Marlene: Beteiligung ist ein grundlegendes Element von Demokratie. Dies sollte in der Arbeit mit jungen Menschen vermittelt werden. Wenn ich als junger Mensch das Gefühl von Selbstwirksamkeit erlange, wenn ich also erkenne, was ich selbst aktiv zur Gesellschaft beitragen kann und welche Auswirkungen mein Handeln hat, stärkt das mein Vertrauen in das demokratische System. Es stärkt ebenfalls die Erkenntnis, dass ich selbst ein Teil dieses Systems bin und dass es auf jede*n Einzelne*n, also auch auf mich selbst, ankommt.

Jugendbeteiligung ist daher untrennbar mit der Wehrhaftigkeit und Stärkung unserer Demokratie verbunden. Sie ermöglicht es jungen Menschen, sich demokratisch in unseren Gemeinschaften und Gesellschaften zu engagieren und aktive Bürger*innen zu werden. Dies gilt umso mehr für Europa, denn die europäische Integration ist ein noch vergleichsweise junger Prozess, der sich dynamisch vollzieht. Er wird von allen Bürger*innen, also auch von jungen Menschen, getragen und mitgestaltet.

Wie seht ihr der Eurowahl entgegen? Warum ist es so wichtig wählen zu gehen?

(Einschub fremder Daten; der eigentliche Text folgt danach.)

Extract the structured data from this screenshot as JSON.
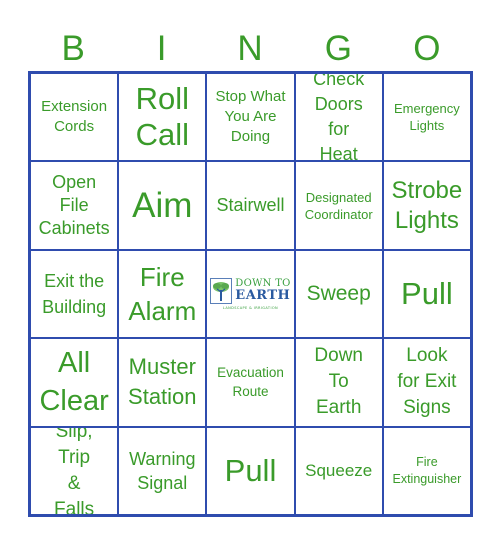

Barbara: Das Europäische Parlament ist ein faszinierendes und auch wichtiges Organ. Weltweit ist es das einzige Parlament aus Abgeordneten verschiedener Staaten, das direkt von den Bürger*innen gewählt werden kann.

Das Europäische Parlament hat sich im Laufe der Jahrzehnte weitreichende Kompetenzen erkämpft. Es hat mittlerweile ein Mitbestimmungs- und Konsultationsrecht in sehr vielen Politikbereichen der EU, die den Lebensalltag aller jungen Menschen in Europa betreffen.

Für unsere demokratische Zukunft in Europa ist es also unerlässlich, selbst wählen zu gehen und junge Menschen zu befähigen, ebenfalls aktiv und informiert an der Wahl teilzunehmen. Wir hoffen, dass möglichst viele von diesem Recht, sich zu beteiligen, Gebrauch machen und wählen gehen.

Liebe Marlene, liebe Barbara, herzlichen Dank fürs Gespräch.